Prolog (1)

25 1 0
                                    

"Ternyata hidupnya orang dewasa gak semudah yang selama ini aku bayangkan."

-Anya Meirissa-

"Anya, lo denger gue ga sih?" Terdengar suara nyaring dari salah satu meja. "Lo lagi mikirin apa sih Nya? Udah kaya ngomong sama tembok nih gue."

***

Pagi ini udara terasa begitu menyegarkan sehingga membuat siapa saja yang merasakannya ingin berlama lama berada di luar ruangan. Sama halnya dengan Anya yang sekarang sedang menghabiskan waktu sarapannya disebuah kafe bernuansa pink.

Kafe yang berada tepat di tengah tengah pusat pembelanjaan terbuka kota ini didominasi oleh warna pink. Konsepnya pun dibuat seolah berada di istana putri putri kerajaan dalam dongeng yang biasanya menjadi pengantar tidur anak anak.

Demi merasakan kesiur angin yang amat menenangkan, Anya memilih meja yang berada di tempat terbuka, masih dengan miniatur Barbie yang terdapat di atas setiap mejanya.

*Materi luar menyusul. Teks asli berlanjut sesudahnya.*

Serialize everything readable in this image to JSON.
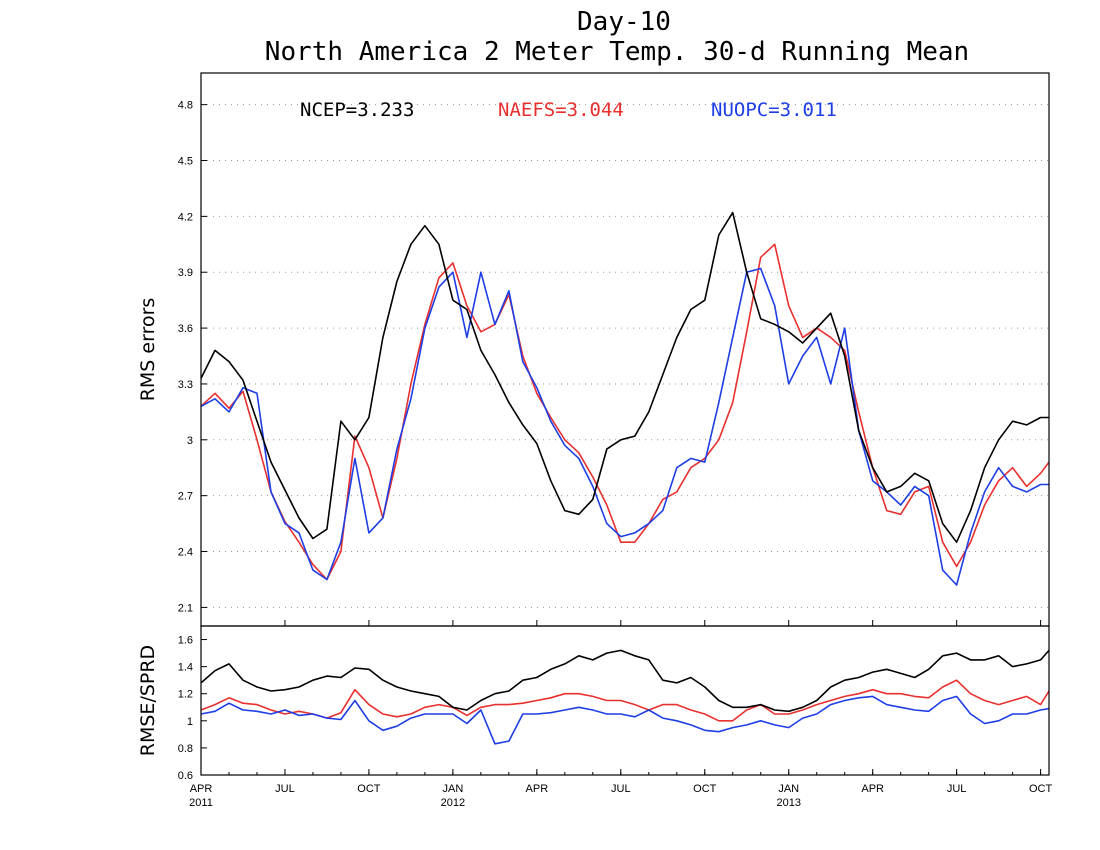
{
  "title": "Day-10",
  "subtitle": "North America 2 Meter Temp. 30-d Running Mean",
  "colors": {
    "NCEP": "#000000",
    "NAEFS": "#e8302f",
    "NUOPC": "#1e3ee6"
  },
  "legend": [
    {
      "key": "NCEP",
      "text": "NCEP=3.233"
    },
    {
      "key": "NAEFS",
      "text": "NAEFS=3.044"
    },
    {
      "key": "NUOPC",
      "text": "NUOPC=3.011"
    }
  ],
  "x_ticks": [
    {
      "month": 0,
      "label": "APR",
      "year": "2011"
    },
    {
      "month": 3,
      "label": "JUL",
      "year": ""
    },
    {
      "month": 6,
      "label": "OCT",
      "year": ""
    },
    {
      "month": 9,
      "label": "JAN",
      "year": "2012"
    },
    {
      "month": 12,
      "label": "APR",
      "year": ""
    },
    {
      "month": 15,
      "label": "JUL",
      "year": ""
    },
    {
      "month": 18,
      "label": "OCT",
      "year": ""
    },
    {
      "month": 21,
      "label": "JAN",
      "year": "2013"
    },
    {
      "month": 24,
      "label": "APR",
      "year": ""
    },
    {
      "month": 27,
      "label": "JUL",
      "year": ""
    },
    {
      "month": 30,
      "label": "OCT",
      "year": ""
    }
  ],
  "chart_data": [
    {
      "type": "line",
      "ylabel": "RMS errors",
      "ylim": [
        2.0,
        4.97
      ],
      "xlim": [
        0,
        30.3
      ],
      "x_unit": "months since APR 2011",
      "yticks": [
        2.1,
        2.4,
        2.7,
        3.0,
        3.3,
        3.6,
        3.9,
        4.2,
        4.5,
        4.8
      ],
      "ytick_labels": [
        "2.1",
        "2.4",
        "2.7",
        "3",
        "3.3",
        "3.6",
        "3.9",
        "4.2",
        "4.5",
        "4.8"
      ],
      "grid": true,
      "x": [
        0,
        0.5,
        1,
        1.5,
        2,
        2.5,
        3,
        3.5,
        4,
        4.5,
        5,
        5.5,
        6,
        6.5,
        7,
        7.5,
        8,
        8.5,
        9,
        9.5,
        10,
        10.5,
        11,
        11.5,
        12,
        12.5,
        13,
        13.5,
        14,
        14.5,
        15,
        15.5,
        16,
        16.5,
        17,
        17.5,
        18,
        18.5,
        19,
        19.5,
        20,
        20.5,
        21,
        21.5,
        22,
        22.5,
        23,
        23.5,
        24,
        24.5,
        25,
        25.5,
        26,
        26.5,
        27,
        27.5,
        28,
        28.5,
        29,
        29.5,
        30,
        30.3
      ],
      "series": [
        {
          "name": "NCEP",
          "values": [
            3.33,
            3.48,
            3.42,
            3.32,
            3.1,
            2.88,
            2.73,
            2.58,
            2.47,
            2.52,
            3.1,
            3.0,
            3.12,
            3.55,
            3.85,
            4.05,
            4.15,
            4.05,
            3.75,
            3.7,
            3.48,
            3.35,
            3.2,
            3.08,
            2.98,
            2.78,
            2.62,
            2.6,
            2.68,
            2.95,
            3.0,
            3.02,
            3.15,
            3.35,
            3.55,
            3.7,
            3.75,
            4.1,
            4.22,
            3.9,
            3.65,
            3.62,
            3.58,
            3.52,
            3.6,
            3.68,
            3.45,
            3.05,
            2.85,
            2.72,
            2.75,
            2.82,
            2.78,
            2.55,
            2.45,
            2.62,
            2.85,
            3.0,
            3.1,
            3.08,
            3.12,
            3.12
          ]
        },
        {
          "name": "NAEFS",
          "values": [
            3.18,
            3.25,
            3.17,
            3.26,
            3.0,
            2.72,
            2.56,
            2.45,
            2.33,
            2.25,
            2.4,
            3.02,
            2.85,
            2.58,
            2.9,
            3.3,
            3.62,
            3.87,
            3.95,
            3.72,
            3.58,
            3.62,
            3.78,
            3.45,
            3.25,
            3.12,
            3.0,
            2.93,
            2.8,
            2.65,
            2.45,
            2.45,
            2.55,
            2.68,
            2.72,
            2.85,
            2.9,
            3.0,
            3.2,
            3.58,
            3.98,
            4.05,
            3.72,
            3.55,
            3.6,
            3.55,
            3.48,
            3.15,
            2.85,
            2.62,
            2.6,
            2.72,
            2.75,
            2.45,
            2.32,
            2.45,
            2.65,
            2.78,
            2.85,
            2.75,
            2.82,
            2.88
          ]
        },
        {
          "name": "NUOPC",
          "values": [
            3.18,
            3.22,
            3.15,
            3.28,
            3.25,
            2.72,
            2.55,
            2.5,
            2.3,
            2.25,
            2.45,
            2.9,
            2.5,
            2.58,
            2.95,
            3.22,
            3.6,
            3.82,
            3.9,
            3.55,
            3.9,
            3.62,
            3.8,
            3.42,
            3.28,
            3.1,
            2.97,
            2.9,
            2.75,
            2.55,
            2.48,
            2.5,
            2.55,
            2.62,
            2.85,
            2.9,
            2.88,
            3.2,
            3.55,
            3.9,
            3.92,
            3.72,
            3.3,
            3.45,
            3.55,
            3.3,
            3.6,
            3.05,
            2.78,
            2.72,
            2.65,
            2.75,
            2.7,
            2.3,
            2.22,
            2.5,
            2.72,
            2.85,
            2.75,
            2.72,
            2.76,
            2.76
          ]
        }
      ]
    },
    {
      "type": "line",
      "ylabel": "RMSE/SPRD",
      "ylim": [
        0.6,
        1.7
      ],
      "xlim": [
        0,
        30.3
      ],
      "x_unit": "months since APR 2011",
      "yticks": [
        0.6,
        0.8,
        1.0,
        1.2,
        1.4,
        1.6
      ],
      "ytick_labels": [
        "0.6",
        "0.8",
        "1",
        "1.2",
        "1.4",
        "1.6"
      ],
      "grid": false,
      "x": [
        0,
        0.5,
        1,
        1.5,
        2,
        2.5,
        3,
        3.5,
        4,
        4.5,
        5,
        5.5,
        6,
        6.5,
        7,
        7.5,
        8,
        8.5,
        9,
        9.5,
        10,
        10.5,
        11,
        11.5,
        12,
        12.5,
        13,
        13.5,
        14,
        14.5,
        15,
        15.5,
        16,
        16.5,
        17,
        17.5,
        18,
        18.5,
        19,
        19.5,
        20,
        20.5,
        21,
        21.5,
        22,
        22.5,
        23,
        23.5,
        24,
        24.5,
        25,
        25.5,
        26,
        26.5,
        27,
        27.5,
        28,
        28.5,
        29,
        29.5,
        30,
        30.3
      ],
      "series": [
        {
          "name": "NCEP",
          "values": [
            1.28,
            1.37,
            1.42,
            1.3,
            1.25,
            1.22,
            1.23,
            1.25,
            1.3,
            1.33,
            1.32,
            1.39,
            1.38,
            1.3,
            1.25,
            1.22,
            1.2,
            1.18,
            1.1,
            1.08,
            1.15,
            1.2,
            1.22,
            1.3,
            1.32,
            1.38,
            1.42,
            1.48,
            1.45,
            1.5,
            1.52,
            1.48,
            1.45,
            1.3,
            1.28,
            1.32,
            1.25,
            1.15,
            1.1,
            1.1,
            1.12,
            1.08,
            1.07,
            1.1,
            1.15,
            1.25,
            1.3,
            1.32,
            1.36,
            1.38,
            1.35,
            1.32,
            1.38,
            1.48,
            1.5,
            1.45,
            1.45,
            1.48,
            1.4,
            1.42,
            1.45,
            1.52
          ]
        },
        {
          "name": "NAEFS",
          "values": [
            1.08,
            1.12,
            1.17,
            1.13,
            1.12,
            1.08,
            1.05,
            1.07,
            1.05,
            1.02,
            1.06,
            1.23,
            1.12,
            1.05,
            1.03,
            1.05,
            1.1,
            1.12,
            1.1,
            1.04,
            1.1,
            1.12,
            1.12,
            1.13,
            1.15,
            1.17,
            1.2,
            1.2,
            1.18,
            1.15,
            1.15,
            1.12,
            1.08,
            1.12,
            1.12,
            1.08,
            1.05,
            1.0,
            1.0,
            1.08,
            1.12,
            1.05,
            1.05,
            1.08,
            1.12,
            1.15,
            1.18,
            1.2,
            1.23,
            1.2,
            1.2,
            1.18,
            1.17,
            1.25,
            1.3,
            1.2,
            1.15,
            1.12,
            1.15,
            1.18,
            1.12,
            1.22
          ]
        },
        {
          "name": "NUOPC",
          "values": [
            1.05,
            1.07,
            1.13,
            1.08,
            1.07,
            1.05,
            1.08,
            1.04,
            1.05,
            1.02,
            1.01,
            1.15,
            1.0,
            0.93,
            0.96,
            1.02,
            1.05,
            1.05,
            1.05,
            0.98,
            1.08,
            0.83,
            0.85,
            1.05,
            1.05,
            1.06,
            1.08,
            1.1,
            1.08,
            1.05,
            1.05,
            1.03,
            1.08,
            1.02,
            1.0,
            0.97,
            0.93,
            0.92,
            0.95,
            0.97,
            1.0,
            0.97,
            0.95,
            1.02,
            1.05,
            1.12,
            1.15,
            1.17,
            1.18,
            1.12,
            1.1,
            1.08,
            1.07,
            1.15,
            1.18,
            1.05,
            0.98,
            1.0,
            1.05,
            1.05,
            1.08,
            1.09
          ]
        }
      ]
    }
  ]
}
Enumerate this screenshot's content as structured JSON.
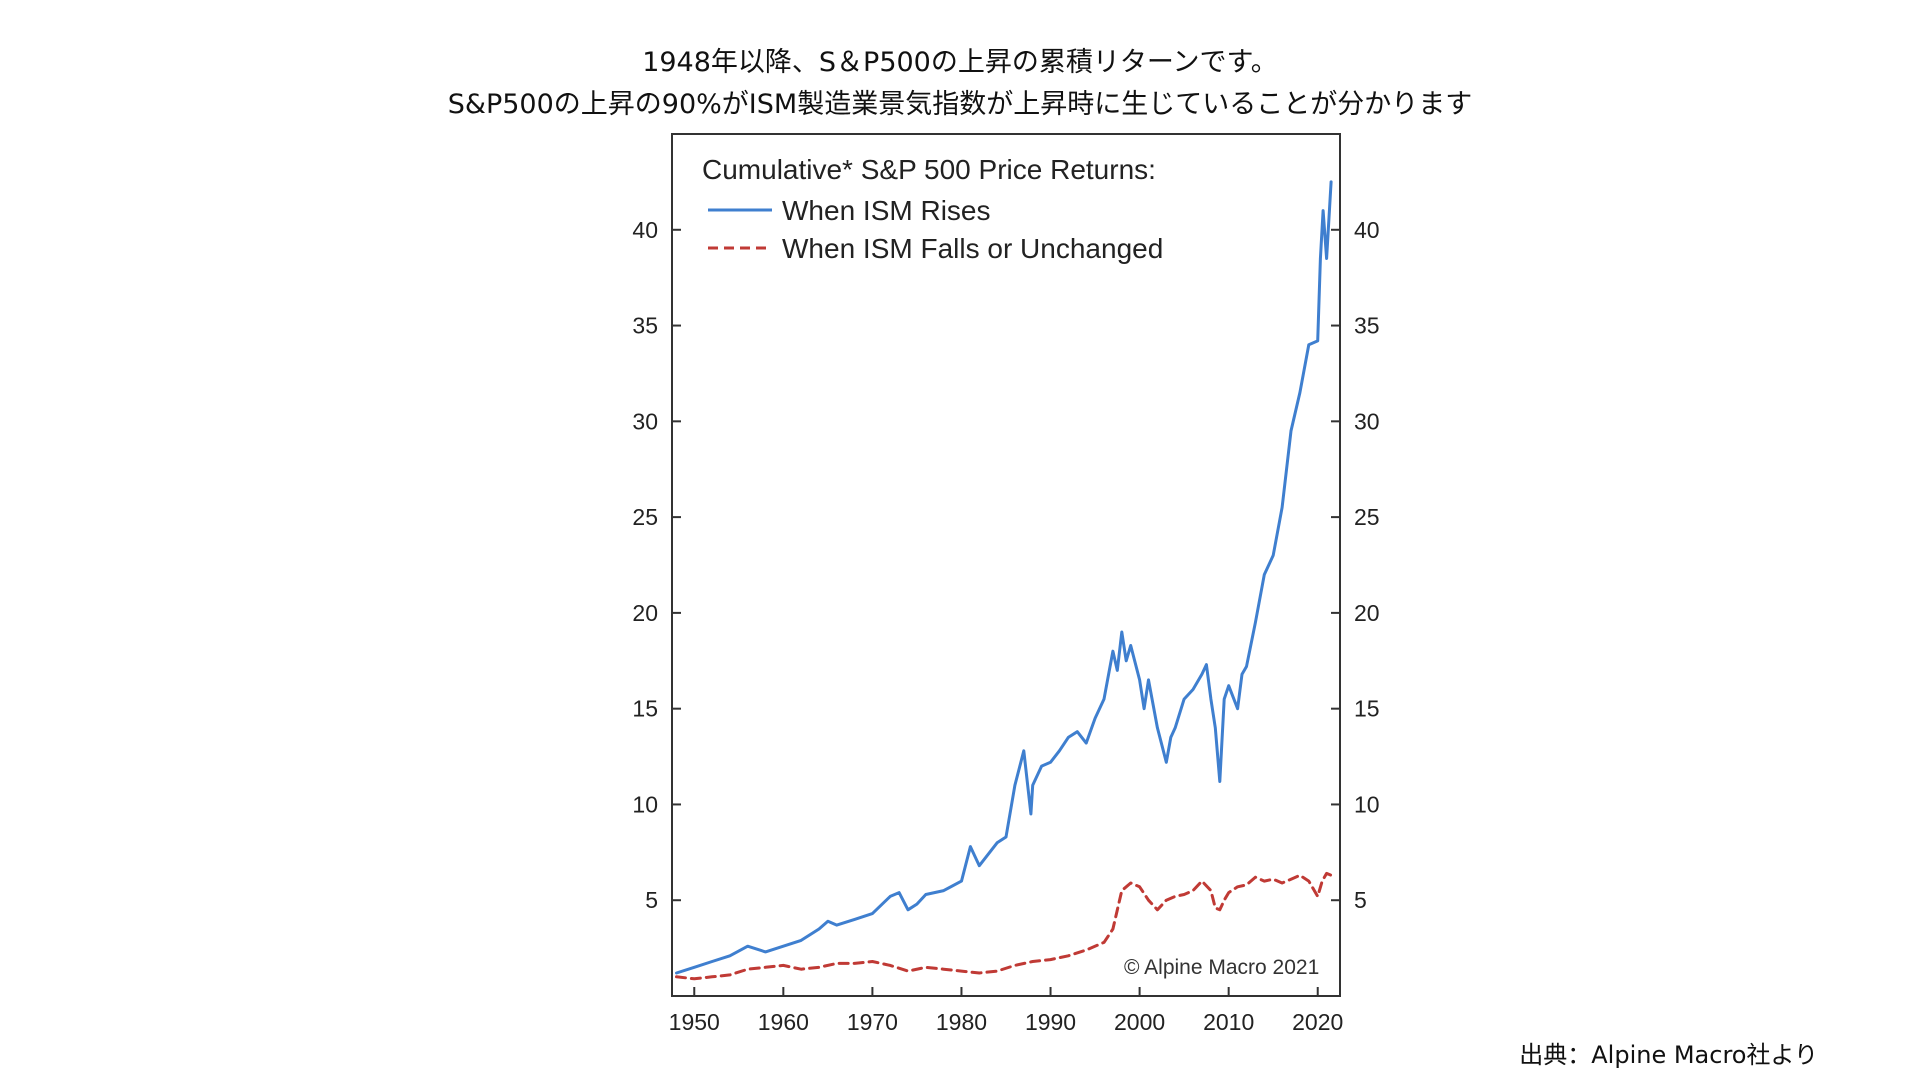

Anya membiarkan kulit putihnya dibelai oleh kesiur angin sambil memejamkan mata. Akhir akhir ini pikirannya sedang banyak banyaknya. Biarlah untuk hari ini saja dia ingin bernapas dengan lega.

"Anya!" Kali ini Anya benar benar memusatkan pandanganya pada wanita muda di depanya.

"Kenapa sih Dokter Gita? Jangan dijelek jelekin mukanya ih, ntar dedek bayinya ikutan jelek lo"

Kini mimik wajah Gita berubah drastis dari yang awalnya tampak mencebikkan bibir menjadi seulas senyum yang dibuat sangat manis, seolah kata kata Anya barusan akan benar benar menjadi kenyataan.

"Nah gitu dong. Masa temen gue cantik gini maju majuin bibir sih"

"Amit amit deh kalo sampe kejadian." Kini tangan kanannya mengelus pelan perutnya yang sudah kelihatan agak buncit dan tangan yang satunya lagi mengetuk meja dan kepalanya secara bergantian dengan terus melafalkan kata 'Amit amit'

"Lagian lo lagi mikirin apa si Nya? Kalo lo diem aja gini percuma dong gue ngajakin lo kesini" 

Sambil menegakkan posisi duduknya, Anya menyeruput segelas Hot Chocolatte yang tersaji dengan gelas berlogo salah satu tokoh Disney yang Anya tidak yakin namanya.

"Kerjaan gue lagi ga bagus Git." Kini Anya menggenggam cangkir cantik itu dengan kedua tangannya seakan itu dapat menyalurkan rasa hangat dari isinya. Matanya menatap kosong pada cangkir itu.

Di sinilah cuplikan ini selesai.